Mail capability inside client platform keeps track of of keys used to communicated with different peers. Each message is encrypted with its own randomly generated key, but it itself is encrypted using public key cryptography. Public keys of peers are also rotate to reduce leakage from breaches.
When peers have randomly generated keys, they are unique, and correct key to message implies peer from who the message must've come. If messages have no hint to what keys are used, recipient has to try all keys to find correct one. Protocol allows passing key pair label to help client find the right key faster.
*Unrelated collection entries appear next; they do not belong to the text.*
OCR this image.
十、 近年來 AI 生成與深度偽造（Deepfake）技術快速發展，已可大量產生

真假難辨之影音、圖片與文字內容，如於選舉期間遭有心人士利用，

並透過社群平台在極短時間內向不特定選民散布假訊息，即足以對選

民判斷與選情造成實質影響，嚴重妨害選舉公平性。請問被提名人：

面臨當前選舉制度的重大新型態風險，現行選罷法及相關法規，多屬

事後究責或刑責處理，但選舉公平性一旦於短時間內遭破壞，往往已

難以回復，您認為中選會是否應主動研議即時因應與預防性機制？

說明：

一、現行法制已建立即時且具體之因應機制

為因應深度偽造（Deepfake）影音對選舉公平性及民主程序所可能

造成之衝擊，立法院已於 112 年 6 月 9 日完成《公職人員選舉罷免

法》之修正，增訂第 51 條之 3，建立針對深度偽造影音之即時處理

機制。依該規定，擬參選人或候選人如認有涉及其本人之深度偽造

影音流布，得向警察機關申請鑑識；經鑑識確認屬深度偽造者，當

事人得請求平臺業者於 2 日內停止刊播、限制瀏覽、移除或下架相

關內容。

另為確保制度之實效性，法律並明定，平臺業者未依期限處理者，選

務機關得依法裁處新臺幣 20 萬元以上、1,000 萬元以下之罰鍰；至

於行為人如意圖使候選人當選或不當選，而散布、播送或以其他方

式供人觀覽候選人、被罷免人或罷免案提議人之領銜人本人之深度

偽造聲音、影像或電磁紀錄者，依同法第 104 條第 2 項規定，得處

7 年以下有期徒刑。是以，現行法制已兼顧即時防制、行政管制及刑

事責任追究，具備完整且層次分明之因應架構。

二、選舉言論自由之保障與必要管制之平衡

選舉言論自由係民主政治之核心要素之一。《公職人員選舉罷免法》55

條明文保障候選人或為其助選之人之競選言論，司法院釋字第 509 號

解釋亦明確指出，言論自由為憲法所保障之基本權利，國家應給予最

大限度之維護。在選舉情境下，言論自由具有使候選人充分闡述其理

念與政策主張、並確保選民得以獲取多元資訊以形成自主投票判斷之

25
This implementation uses short random pair ids ensuring small average number of decryption attempts without turning pair id into a pseudonymous identifier of sender.
Message is one or more encrypted blobs. Main object contains encrypted json, defined with MsgStruct definition. Attachments are regular files and folders of 3NStorage file system. Attachments' holding root folder is placed into main object json. Respective encrypted objects are passed as part of the message.
App-facing platform side standardizes on protobuf forms of messages passed between platform and app. Additionally, 3NWeb standards may also include language specific forms, like this TypeScript definitions.
Together with defining app-facing message standard we will also specify actual tests, like these ones, giving a tool to check implementations of platform from app-facing side.
Docs are work in progress, but links to code point to working implementation, to at least give a gist of technical nuances.